AbstractBackground: Pediatric and young adult nonmelanoma skin cancer (NMSC) is rare and traditionally associated with predisposing heritable or congenital conditions. Clinical characteristics, outcomes, and iatrogenic risk factors have not been well described.
Purpose: We sought to characterize clinical features, potential risk factors, and gaps in care associated with NMSC in children and young adults.
Methods: This was a retrospective chart review of children and young adults with squamous and basal cell carcinoma.

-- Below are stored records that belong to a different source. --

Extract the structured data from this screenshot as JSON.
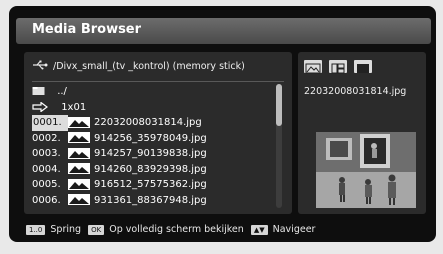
{
  "window": {
    "title": "Media Browser"
  },
  "path": {
    "text": "/Divx_small_(tv _kontrol) (memory stick)"
  },
  "list": {
    "up_label": "../",
    "folder_label": "1x01",
    "files": [
      {
        "num": "0001.",
        "name": "22032008031814.jpg"
      },
      {
        "num": "0002.",
        "name": "914256_35978049.jpg"
      },
      {
        "num": "0003.",
        "name": "914257_90139838.jpg"
      },
      {
        "num": "0004.",
        "name": "914260_83929398.jpg"
      },
      {
        "num": "0005.",
        "name": "916512_57575362.jpg"
      },
      {
        "num": "0006.",
        "name": "931361_88367948.jpg"
      }
    ],
    "selected_index": 0
  },
  "preview": {
    "filename": "22032008031814.jpg"
  },
  "footer": {
    "key1": "1..0",
    "label1": "Spring",
    "key2": "OK",
    "label2": "Op volledig scherm bekijken",
    "key3": "▲▼",
    "label3": "Navigeer"
  },
  "colors": {
    "panel": "#0e0e0e",
    "pane": "#2b2b2b",
    "title_bar": "#5b5b5b",
    "text": "#ffffff"
  }
}
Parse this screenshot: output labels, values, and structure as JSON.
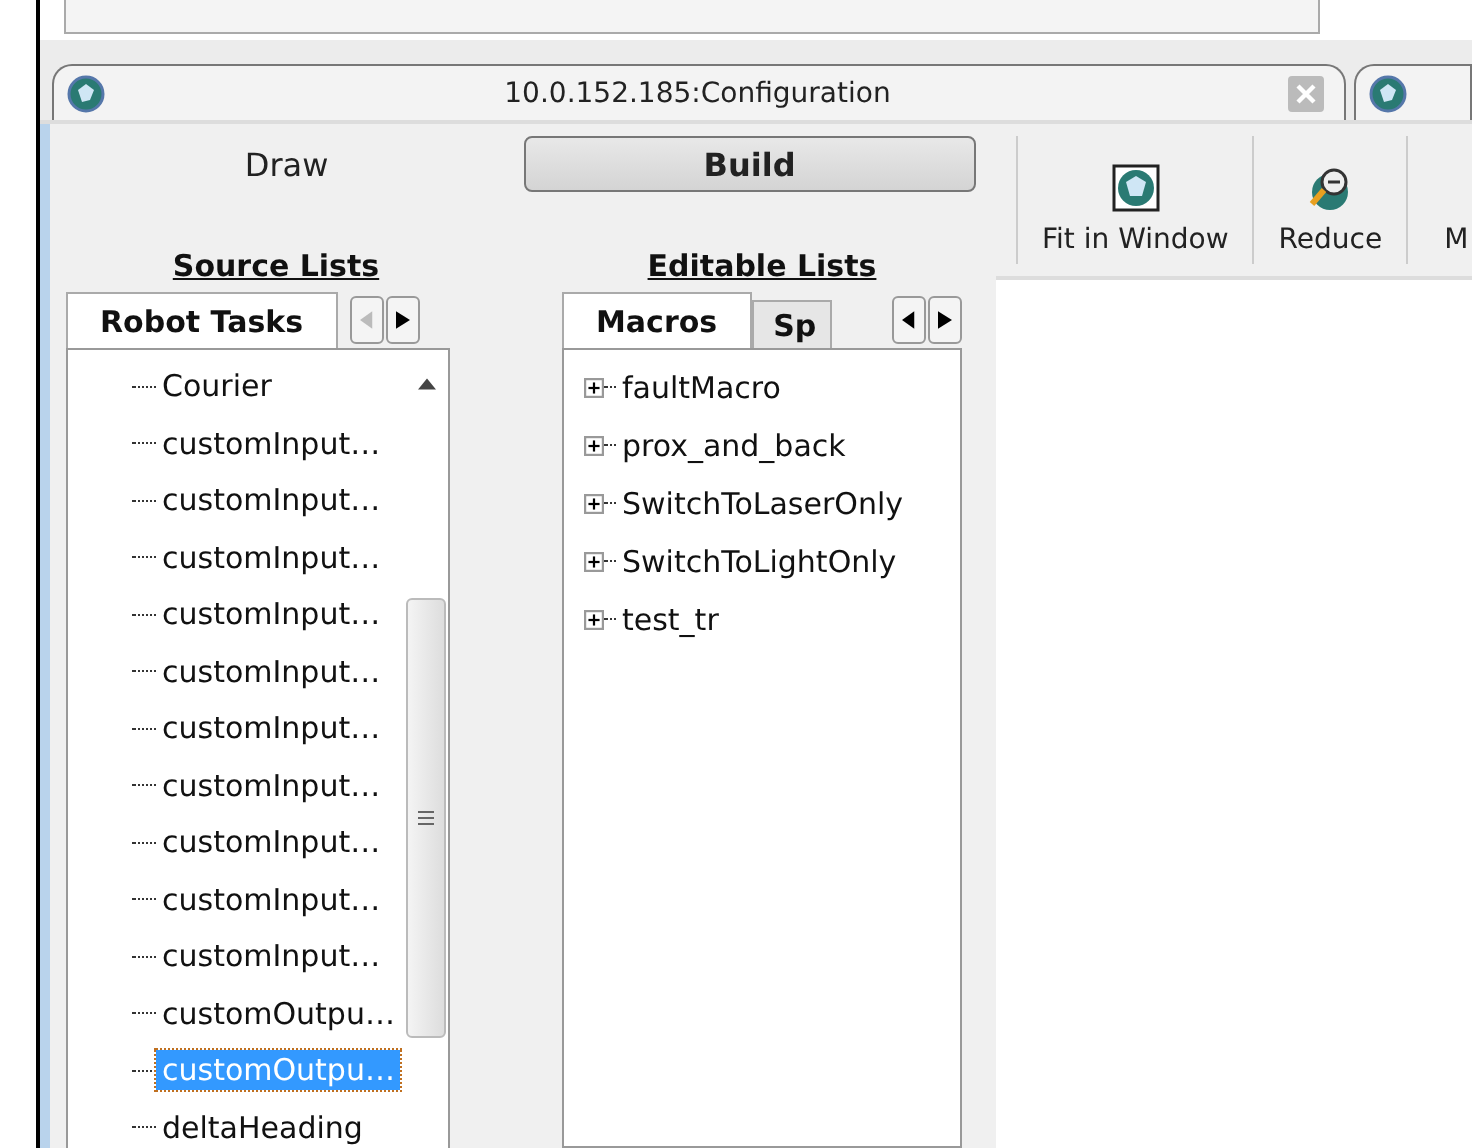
{
  "document_tab": {
    "title": "10.0.152.185:Configuration"
  },
  "modes": [
    {
      "label": "Draw",
      "selected": false
    },
    {
      "label": "Build",
      "selected": true
    }
  ],
  "source_lists": {
    "heading": "Source Lists",
    "tabs": [
      {
        "label": "Robot Tasks",
        "selected": true
      }
    ],
    "items": [
      {
        "label": "Courier",
        "selected": false
      },
      {
        "label": "customInput…",
        "selected": false
      },
      {
        "label": "customInput…",
        "selected": false
      },
      {
        "label": "customInput…",
        "selected": false
      },
      {
        "label": "customInput…",
        "selected": false
      },
      {
        "label": "customInput…",
        "selected": false
      },
      {
        "label": "customInput…",
        "selected": false
      },
      {
        "label": "customInput…",
        "selected": false
      },
      {
        "label": "customInput…",
        "selected": false
      },
      {
        "label": "customInput…",
        "selected": false
      },
      {
        "label": "customInput…",
        "selected": false
      },
      {
        "label": "customOutpu…",
        "selected": false
      },
      {
        "label": "customOutpu…",
        "selected": true
      },
      {
        "label": "deltaHeading",
        "selected": false
      }
    ]
  },
  "editable_lists": {
    "heading": "Editable Lists",
    "tabs": [
      {
        "label": "Macros",
        "selected": true
      },
      {
        "label": "Sp",
        "selected": false
      }
    ],
    "items": [
      {
        "label": "faultMacro",
        "expanded": false
      },
      {
        "label": "prox_and_back",
        "expanded": false
      },
      {
        "label": "SwitchToLaserOnly",
        "expanded": false
      },
      {
        "label": "SwitchToLightOnly",
        "expanded": false
      },
      {
        "label": "test_tr",
        "expanded": false
      }
    ]
  },
  "toolbar": [
    {
      "label": "Fit in Window",
      "kind": "fit"
    },
    {
      "label": "Reduce",
      "kind": "reduce"
    },
    {
      "label": "M",
      "kind": "cut"
    }
  ]
}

Results: We identified 28 patients with a total of 182 NMSC tumors. Of patients, 50% had predisposing conditions, and 46% had exposure to iatrogenic risk factors of prolonged immunosuppression, radiation therapy, chemotherapy, voriconazole use, or a combination of these. Of patients with iatrogenic risk factors, 62% developed subsequent cancerous or precancerous skin lesions. No patient was found to have chemotherapy or voriconazole exposure as a sole risk factor. Mean time to diagnosis of NMSC was 948 days with initial misdiagnosis in 36% of patients. The majority of patients underwent surgical excision.
Limitations: This was a retrospective single institution study with a small number of cases.
Conclusions: Physicians should be aware of risk factors associated with NMSC in children and young adults to provide appropriate counseling and early diagnosis and treatment.